Штурмбаннфюрер повертел в руках документы, пощелкал предохранителем генеральского пистолета.
- Я советую вам отдохнуть, генерал. С вами будут обращаться хорошо, это я вам гарантирую. Вечером продолжим беседу. Не вижу смысла передавать вас сразу в чужие руки. Если честно, мне просто нечем заняться, а вы можете если захотите - стать интересным собеседником. Уверяю, никакие военные секреты мне не нужны - их будут выуживать у вас позднее. Русским осталось воевать не больше месяца, так что любые секреты просто теряют смысл.
Генерал сощурился, словно хотел что-то возразить, но промолчал.
Кеслингер вызвал Дитриха и, кивнув на Силантьева, сказал:
- Обращаться хорошо, обед - как для меня. И верните генералу сапоги, Дитрих.
* * *
- Мы нашли фортепиано, штурмбаннфюрер! - сказал Дитрих, неумело скрывая радость.

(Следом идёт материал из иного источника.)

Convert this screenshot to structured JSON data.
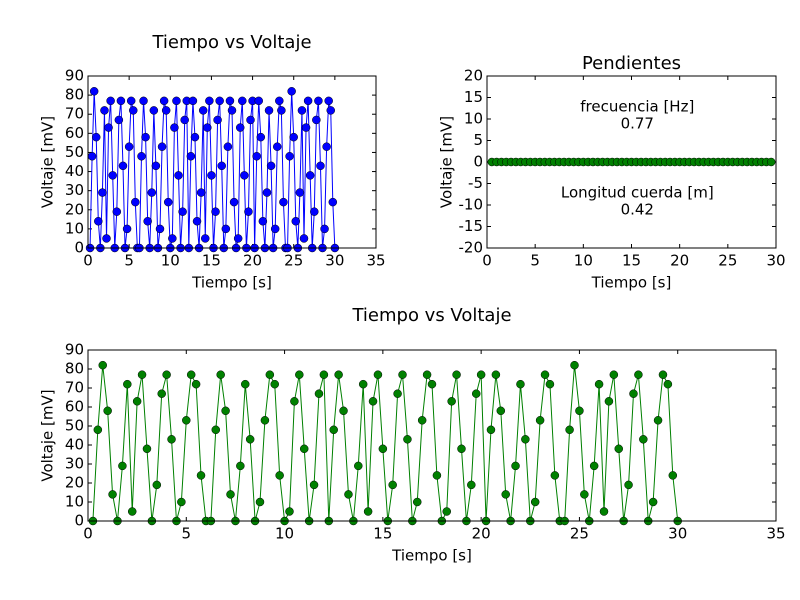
{
  "chart_data": [
    {
      "type": "line",
      "title": "Tiempo vs Voltaje",
      "xlabel": "Tiempo [s]",
      "ylabel": "Voltaje [mV]",
      "xlim": [
        0,
        35
      ],
      "ylim": [
        0,
        90
      ],
      "xticks": [
        0,
        5,
        10,
        15,
        20,
        25,
        30,
        35
      ],
      "yticks": [
        0,
        10,
        20,
        30,
        40,
        50,
        60,
        70,
        80,
        90
      ],
      "x": [
        0.25,
        0.5,
        0.75,
        1,
        1.25,
        1.5,
        1.75,
        2,
        2.25,
        2.5,
        2.75,
        3,
        3.25,
        3.5,
        3.75,
        4,
        4.25,
        4.5,
        4.75,
        5,
        5.25,
        5.5,
        5.75,
        6,
        6.25,
        6.5,
        6.75,
        7,
        7.25,
        7.5,
        7.75,
        8,
        8.25,
        8.5,
        8.75,
        9,
        9.25,
        9.5,
        9.75,
        10,
        10.25,
        10.5,
        10.75,
        11,
        11.25,
        11.5,
        11.75,
        12,
        12.25,
        12.5,
        12.75,
        13,
        13.25,
        13.5,
        13.75,
        14,
        14.25,
        14.5,
        14.75,
        15,
        15.25,
        15.5,
        15.75,
        16,
        16.25,
        16.5,
        16.75,
        17,
        17.25,
        17.5,
        17.75,
        18,
        18.25,
        18.5,
        18.75,
        19,
        19.25,
        19.5,
        19.75,
        20,
        20.25,
        20.5,
        20.75,
        21,
        21.25,
        21.5,
        21.75,
        22,
        22.25,
        22.5,
        22.75,
        23,
        23.25,
        23.5,
        23.75,
        24,
        24.25,
        24.5,
        24.75,
        25,
        25.25,
        25.5,
        25.75,
        26,
        26.25,
        26.5,
        26.75,
        27,
        27.25,
        27.5,
        27.75,
        28,
        28.25,
        28.5,
        28.75,
        29,
        29.25,
        29.5,
        29.75,
        30
      ],
      "series": [
        {
          "color": "#0000ff",
          "values": [
            0,
            48,
            82,
            58,
            14,
            0,
            29,
            72,
            5,
            63,
            77,
            38,
            0,
            19,
            67,
            77,
            43,
            0,
            10,
            53,
            77,
            72,
            24,
            0,
            0,
            48,
            77,
            58,
            14,
            0,
            29,
            72,
            43,
            0,
            10,
            53,
            77,
            72,
            24,
            0,
            5,
            63,
            77,
            38,
            0,
            19,
            67,
            77,
            0,
            48,
            77,
            58,
            14,
            0,
            29,
            72,
            5,
            63,
            77,
            38,
            0,
            19,
            67,
            77,
            43,
            0,
            10,
            53,
            77,
            72,
            24,
            0,
            5,
            63,
            77,
            38,
            0,
            19,
            67,
            77,
            0,
            48,
            77,
            58,
            14,
            0,
            29,
            72,
            43,
            0,
            10,
            53,
            77,
            72,
            24,
            0,
            0,
            48,
            82,
            58,
            14,
            0,
            29,
            72,
            5,
            63,
            77,
            38,
            0,
            19,
            67,
            77,
            43,
            0,
            10,
            53,
            77,
            72,
            24,
            0
          ]
        }
      ]
    },
    {
      "type": "line",
      "title": "Pendientes",
      "ylabel": "Voltaje [mV]",
      "xlabel": "Tiempo [s]",
      "xlim": [
        0,
        30
      ],
      "ylim": [
        -20,
        20
      ],
      "xticks": [
        0,
        5,
        10,
        15,
        20,
        25,
        30
      ],
      "yticks": [
        -20,
        -15,
        -10,
        -5,
        0,
        5,
        10,
        15,
        20
      ],
      "annotations": [
        "frecuencia [Hz]",
        "0.77",
        "Longitud cuerda [m]",
        "0.42"
      ],
      "x": [
        0.5,
        1,
        1.5,
        2,
        2.5,
        3,
        3.5,
        4,
        4.5,
        5,
        5.5,
        6,
        6.5,
        7,
        7.5,
        8,
        8.5,
        9,
        9.5,
        10,
        10.5,
        11,
        11.5,
        12,
        12.5,
        13,
        13.5,
        14,
        14.5,
        15,
        15.5,
        16,
        16.5,
        17,
        17.5,
        18,
        18.5,
        19,
        19.5,
        20,
        20.5,
        21,
        21.5,
        22,
        22.5,
        23,
        23.5,
        24,
        24.5,
        25,
        25.5,
        26,
        26.5,
        27,
        27.5,
        28,
        28.5,
        29,
        29.5
      ],
      "series": [
        {
          "color": "#008000",
          "values": [
            0,
            0,
            0,
            0,
            0,
            0,
            0,
            0,
            0,
            0,
            0,
            0,
            0,
            0,
            0,
            0,
            0,
            0,
            0,
            0,
            0,
            0,
            0,
            0,
            0,
            0,
            0,
            0,
            0,
            0,
            0,
            0,
            0,
            0,
            0,
            0,
            0,
            0,
            0,
            0,
            0,
            0,
            0,
            0,
            0,
            0,
            0,
            0,
            0,
            0,
            0,
            0,
            0,
            0,
            0,
            0,
            0,
            0,
            0
          ]
        }
      ]
    },
    {
      "type": "line",
      "title": "Tiempo vs Voltaje",
      "xlabel": "Tiempo [s]",
      "ylabel": "Voltaje [mV]",
      "xlim": [
        0,
        35
      ],
      "ylim": [
        0,
        90
      ],
      "xticks": [
        0,
        5,
        10,
        15,
        20,
        25,
        30,
        35
      ],
      "yticks": [
        0,
        10,
        20,
        30,
        40,
        50,
        60,
        70,
        80,
        90
      ],
      "x": [
        0.25,
        0.5,
        0.75,
        1,
        1.25,
        1.5,
        1.75,
        2,
        2.25,
        2.5,
        2.75,
        3,
        3.25,
        3.5,
        3.75,
        4,
        4.25,
        4.5,
        4.75,
        5,
        5.25,
        5.5,
        5.75,
        6,
        6.25,
        6.5,
        6.75,
        7,
        7.25,
        7.5,
        7.75,
        8,
        8.25,
        8.5,
        8.75,
        9,
        9.25,
        9.5,
        9.75,
        10,
        10.25,
        10.5,
        10.75,
        11,
        11.25,
        11.5,
        11.75,
        12,
        12.25,
        12.5,
        12.75,
        13,
        13.25,
        13.5,
        13.75,
        14,
        14.25,
        14.5,
        14.75,
        15,
        15.25,
        15.5,
        15.75,
        16,
        16.25,
        16.5,
        16.75,
        17,
        17.25,
        17.5,
        17.75,
        18,
        18.25,
        18.5,
        18.75,
        19,
        19.25,
        19.5,
        19.75,
        20,
        20.25,
        20.5,
        20.75,
        21,
        21.25,
        21.5,
        21.75,
        22,
        22.25,
        22.5,
        22.75,
        23,
        23.25,
        23.5,
        23.75,
        24,
        24.25,
        24.5,
        24.75,
        25,
        25.25,
        25.5,
        25.75,
        26,
        26.25,
        26.5,
        26.75,
        27,
        27.25,
        27.5,
        27.75,
        28,
        28.25,
        28.5,
        28.75,
        29,
        29.25,
        29.5,
        29.75,
        30
      ],
      "series": [
        {
          "color": "#008000",
          "values": [
            0,
            48,
            82,
            58,
            14,
            0,
            29,
            72,
            5,
            63,
            77,
            38,
            0,
            19,
            67,
            77,
            43,
            0,
            10,
            53,
            77,
            72,
            24,
            0,
            0,
            48,
            77,
            58,
            14,
            0,
            29,
            72,
            43,
            0,
            10,
            53,
            77,
            72,
            24,
            0,
            5,
            63,
            77,
            38,
            0,
            19,
            67,
            77,
            0,
            48,
            77,
            58,
            14,
            0,
            29,
            72,
            5,
            63,
            77,
            38,
            0,
            19,
            67,
            77,
            43,
            0,
            10,
            53,
            77,
            72,
            24,
            0,
            5,
            63,
            77,
            38,
            0,
            19,
            67,
            77,
            0,
            48,
            77,
            58,
            14,
            0,
            29,
            72,
            43,
            0,
            10,
            53,
            77,
            72,
            24,
            0,
            0,
            48,
            82,
            58,
            14,
            0,
            29,
            72,
            5,
            63,
            77,
            38,
            0,
            19,
            67,
            77,
            43,
            0,
            10,
            53,
            77,
            72,
            24,
            0
          ]
        }
      ]
    }
  ]
}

- Фортепиано? В этой дыре?
- В школе, штурмбаннфюрер. Эти идиоты танкисты уже успели погасить несколько сигарет о клавиши, но инструмент цел. Сейчас его должны привезти... Кажется, уже привезли.
За окном рыкнул останавливающийся "бюссинг" и солдаты загомонили, сгружая громоздкий инструмент.
- Осторожнее! - прикрикнул Дитрих, когда они внесли фортепиано в комнату. Кеслингер поставил табурет и откинул крышку.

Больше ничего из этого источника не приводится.